Many risk exposure in jobs that are impossible to do from home — working as nursing home care aids, construction workers and farm laborers — “the basic workforce the whole society depends on,” said Suárez.

“The majority of our Latino clients inform us that they don’t have a choice,” she said. “They don’t stop because they must continue to support their families.”

At the same time many Hispanics work in areas that have been devastated by virus-induced layoffs, such the restaurant and hospitality industries.

“We don’t know the final impact of the virus yet on Latinos, but we know they are vulnerable, as we all are,” Suárez said. “Many have already lost loved ones through family separation, through policies at the border. The virus adds another layer of fear.”

Efforts to help

The need for more culturally informed, bilingual care has become far more acute during the pandemic and makes those who provide such support all the more valuable to the Latino community.

Foremost among Oregon programs with a Catholic framework is Catholic Charities’ well-established Intercultural Counseling Center. During the coronavirus, therapists have continued to conduct regular sessions virtually.

Northwest Catholic Counseling Center in Portland launched a program last fall called Levantar, which provides low-cost, culturally and linguistically tailored mental health care. It is maintaining services to clients through video chat and telephone.

In addition to such counseling programs, Providence Health and Services has Promotores de Salud de la iglesia, which trains volunteers to build healthier communities within 14 participating Catholic parishes. It’s also meeting mental health care needs via technology, offering events through Facebook Live and creating a series of videos for the Latino community on stress responses and how to speak with youths about COVID-19.

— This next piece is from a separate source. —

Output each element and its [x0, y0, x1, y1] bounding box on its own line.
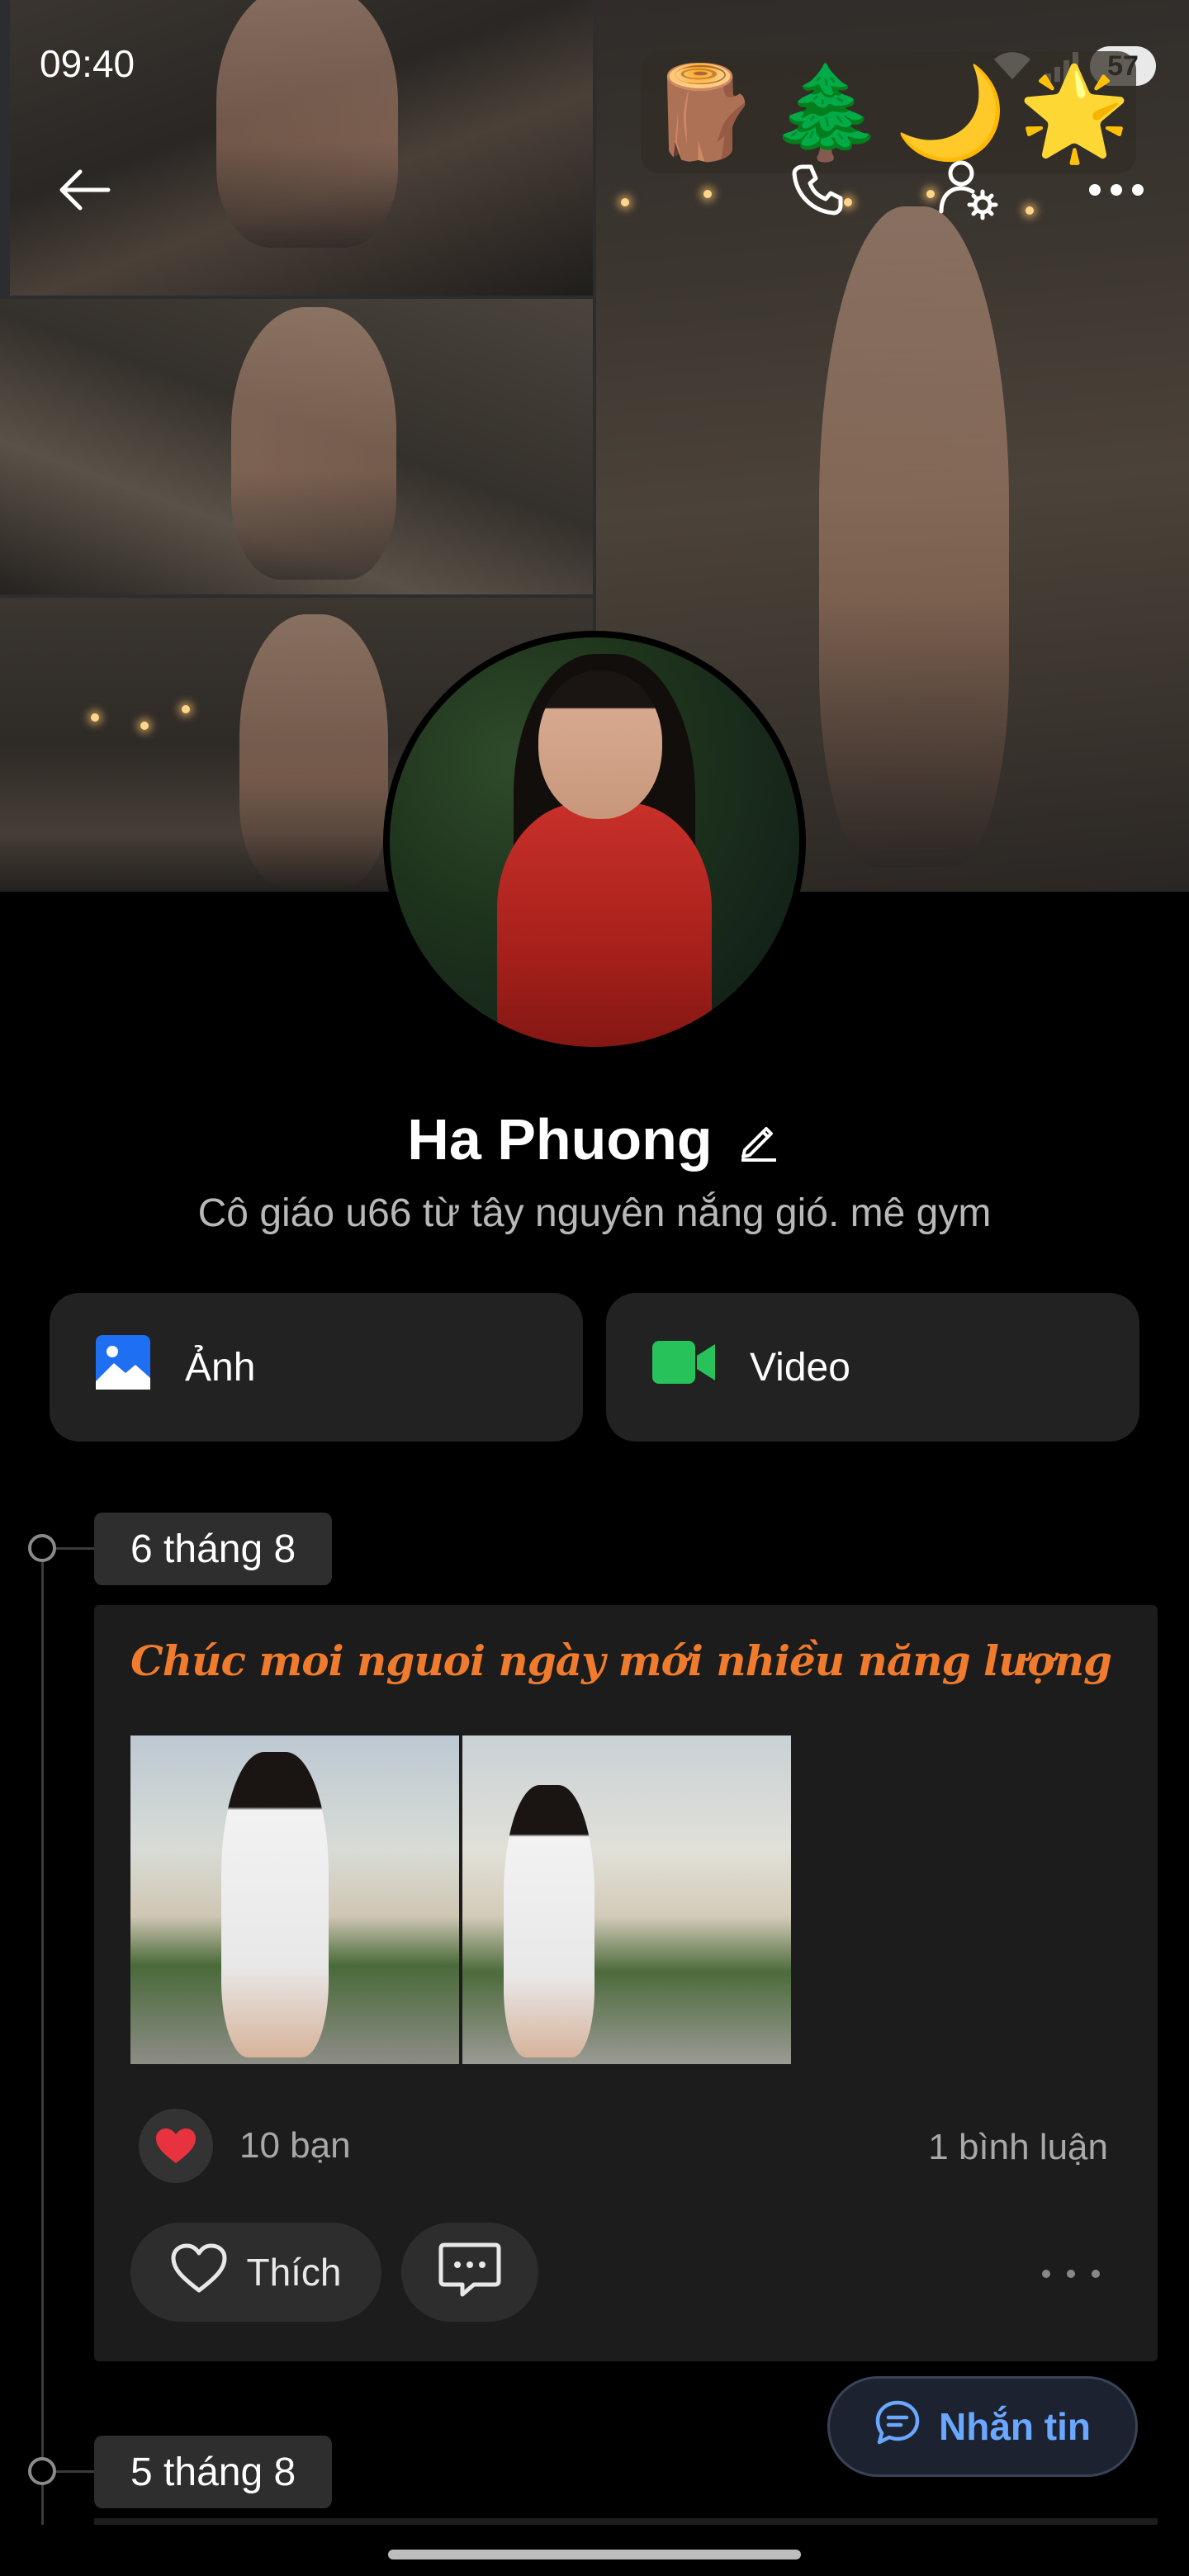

And at St. Andrew Parish in Northeast Portland, a Latino youth minister for several years has focused on deepening teens’ faith while reducing stigma around mental illness. During the outbreak he’s leading youth group meetings on Zoom and staying connected daily to the young people through social media.

Suárez said she’d like to see mental health experts and parishes work more closely together.

“I believe parishes are such an important space for our community, and I’m hoping we will be doing more collaboration in the future.”

Kelsey Bell works in pastoral care for the Portland Archdiocese and for years has listened to Oregon Hispanics’ needs across the region. Bell, who is bilingual, believes faith communities “can go a long way in reducing the overall stigma around mental illness.”

It begins with people understanding that “mental health challenges are real and that support exists, even if it’s very hard to find,” she said.

Suárez tells Latinos not to be alone in their suffering or to give up looking for a therapist who understands their needs.

“Go to those you trust, and we, counselors or therapists, hope to be there to support you, too.”